Background: Stroke risk factors overlap with chronic diseases, such as hypertension, diabetes and lifestyle choices that compound cardiovascular risk, such as smoking, diet, and inactivity. We previously validated the Self-management TO Prevent (STOP) Stroke Program at our VA facility to improve Veterans access to preventive care and lifestyle modification/self-care therapies. We found travel distance to be the most significant barrier to dissemination of this intervention. Novel approaches to implementation within community-based settings to reach rural Veterans are needed. Objectives: The overall objective of the proposed pilot project is to determine if a video teleconference delivery model for the STOP Stroke Program (V-STOP) is a feasible strategy to improve access to self-management education and specialty care for rural Veterans.
Specific aims are to: (1) determine system/patient/provider barriers and facilitators to implementing V- STOP (2) describe the effects of V-STOP on access, acceptability, patients' knowledge about stroke risk and self-management behaviors, self-efficacy, and quality of life (QOL), and (3) determine effect sizes and measurement strategies for a future randomized clinical trial. Methods: A formative evaluation of V-STOP outcomes and implementation will be completed using a pilot, open trial design. Focus groups, survey, and pre/post test methods will be utilized to identify factors associated with feasibility and effectiveness of implementation. A sample of (N=30) Veterans with a history of stroke or with multiple stroke risk factors will be recruited from two CBOCs in VISN 16 in a two-phase study. During phase 1, (n = 10) Veterans will be recruited equally from both CBOC sites to participate in V-STOP as currently designed. After completion of the intervention, focus groups will be conducted with V-STOP participants and CBOC clinicians will be surveyed using an investigator developed questionnaire. Direct content analysis will identify system, patient, and provider barriers and facilitators to V-STOP implementation. The V-STOP program will be refined based on this feedback. During phase 2, (n = 20) Veterans will be recruited equally from both sites to participate in the refined V-STOP program. Implementation of the intervention will be determined from program attendance, completion rates, and distance traveled for services. Acceptability will be assessed from satisfaction surveys. Pre/post test measures will be applied to describe the effectiveness of V- STOP on patients' self-management skills, stroke risk knowledge, self-efficacy, and QOL. We will report descriptive statistics on the scores and change in each patient's score from baseline, 12 and 18 weeks. With these data from 20 participants, we may consider using the non- parametric alternative to the paired t-test to determine if the scores at baseline differed significantly from the scores at 12 and 18 weeks. We will also determine measurement strategies and sample sizes for a larger comparative effectiveness trial.

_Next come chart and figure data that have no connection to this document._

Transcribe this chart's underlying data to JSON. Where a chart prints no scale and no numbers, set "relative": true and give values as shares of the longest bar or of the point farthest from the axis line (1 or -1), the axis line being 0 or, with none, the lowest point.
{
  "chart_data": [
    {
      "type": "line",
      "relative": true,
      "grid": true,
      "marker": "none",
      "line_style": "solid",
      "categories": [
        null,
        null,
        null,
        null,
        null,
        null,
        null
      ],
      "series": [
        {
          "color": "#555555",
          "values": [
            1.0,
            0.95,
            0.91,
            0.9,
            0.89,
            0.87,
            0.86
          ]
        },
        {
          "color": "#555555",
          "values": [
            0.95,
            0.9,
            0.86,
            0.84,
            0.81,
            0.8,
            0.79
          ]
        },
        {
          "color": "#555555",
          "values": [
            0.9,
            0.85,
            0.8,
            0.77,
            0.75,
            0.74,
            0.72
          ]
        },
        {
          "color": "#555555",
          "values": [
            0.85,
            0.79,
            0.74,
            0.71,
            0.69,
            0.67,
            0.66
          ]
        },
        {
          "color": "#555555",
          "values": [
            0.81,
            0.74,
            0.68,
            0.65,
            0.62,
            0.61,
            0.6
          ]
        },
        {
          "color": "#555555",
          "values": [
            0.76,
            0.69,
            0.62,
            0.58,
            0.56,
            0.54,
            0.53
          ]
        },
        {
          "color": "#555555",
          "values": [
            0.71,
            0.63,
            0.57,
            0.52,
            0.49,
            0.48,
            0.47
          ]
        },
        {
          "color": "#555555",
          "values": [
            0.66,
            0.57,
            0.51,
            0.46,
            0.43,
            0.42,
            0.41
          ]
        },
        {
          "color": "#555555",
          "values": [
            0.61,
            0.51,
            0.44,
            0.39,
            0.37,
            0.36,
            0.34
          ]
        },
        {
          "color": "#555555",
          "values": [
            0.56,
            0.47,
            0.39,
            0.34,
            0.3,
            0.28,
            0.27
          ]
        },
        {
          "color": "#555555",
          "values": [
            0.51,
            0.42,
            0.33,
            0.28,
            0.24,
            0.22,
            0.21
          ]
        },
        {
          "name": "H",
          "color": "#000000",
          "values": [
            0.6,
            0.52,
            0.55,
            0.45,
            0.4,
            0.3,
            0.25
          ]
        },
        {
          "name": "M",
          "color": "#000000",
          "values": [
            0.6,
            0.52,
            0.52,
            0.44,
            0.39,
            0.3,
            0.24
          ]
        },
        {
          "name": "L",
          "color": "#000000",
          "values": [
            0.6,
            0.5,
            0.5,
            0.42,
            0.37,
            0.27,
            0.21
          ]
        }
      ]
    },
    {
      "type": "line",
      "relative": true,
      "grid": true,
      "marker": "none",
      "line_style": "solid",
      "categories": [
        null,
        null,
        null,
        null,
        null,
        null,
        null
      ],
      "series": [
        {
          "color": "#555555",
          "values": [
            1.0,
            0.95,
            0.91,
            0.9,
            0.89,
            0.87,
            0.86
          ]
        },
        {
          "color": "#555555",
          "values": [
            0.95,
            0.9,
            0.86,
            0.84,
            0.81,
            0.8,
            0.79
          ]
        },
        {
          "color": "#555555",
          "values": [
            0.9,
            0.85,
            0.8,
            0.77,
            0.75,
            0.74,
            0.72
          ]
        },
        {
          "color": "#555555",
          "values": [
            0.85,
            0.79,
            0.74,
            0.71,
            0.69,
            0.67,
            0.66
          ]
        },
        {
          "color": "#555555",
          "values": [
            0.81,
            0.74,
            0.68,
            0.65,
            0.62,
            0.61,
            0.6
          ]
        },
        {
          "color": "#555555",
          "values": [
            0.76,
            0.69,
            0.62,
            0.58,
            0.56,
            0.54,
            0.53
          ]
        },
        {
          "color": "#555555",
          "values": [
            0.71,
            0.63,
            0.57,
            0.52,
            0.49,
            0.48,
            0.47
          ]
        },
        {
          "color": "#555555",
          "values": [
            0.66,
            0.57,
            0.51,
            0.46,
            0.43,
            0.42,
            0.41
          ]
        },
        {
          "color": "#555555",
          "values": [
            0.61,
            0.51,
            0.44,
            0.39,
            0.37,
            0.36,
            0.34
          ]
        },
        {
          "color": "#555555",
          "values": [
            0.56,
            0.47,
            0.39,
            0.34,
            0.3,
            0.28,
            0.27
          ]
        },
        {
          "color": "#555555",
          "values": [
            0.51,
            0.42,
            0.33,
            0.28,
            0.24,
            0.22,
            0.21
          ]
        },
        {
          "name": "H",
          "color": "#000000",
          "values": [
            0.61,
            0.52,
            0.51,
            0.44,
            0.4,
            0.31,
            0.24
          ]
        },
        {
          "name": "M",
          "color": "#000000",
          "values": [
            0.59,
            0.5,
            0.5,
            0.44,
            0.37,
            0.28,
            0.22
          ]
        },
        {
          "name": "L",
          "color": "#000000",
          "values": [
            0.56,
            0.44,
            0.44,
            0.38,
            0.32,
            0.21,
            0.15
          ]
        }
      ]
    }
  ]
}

Self-management education has been identified as one key strategy to address the burden of chronic disease to help Veterans manage their health conditions more effectively. Improving access to care via telehealth is a VHA strategic initiative. The use of video teleconference technology at local Community-Based Outpatient Clinics (CBOCs) for patient self-management education and for specialty clinic visits has the potential to enhance access to these types of care services for rural Veterans. If self-management education can be delivered effectively to CBOCs via video teleconferencing, this delivery model has the potential to increase accessibility of specialty programs to all Veterans. If this methodology proves to be a beneficial care delivery method for group self-management educations and specialty clinic care it could be expanded as a model for other risk reduction programs.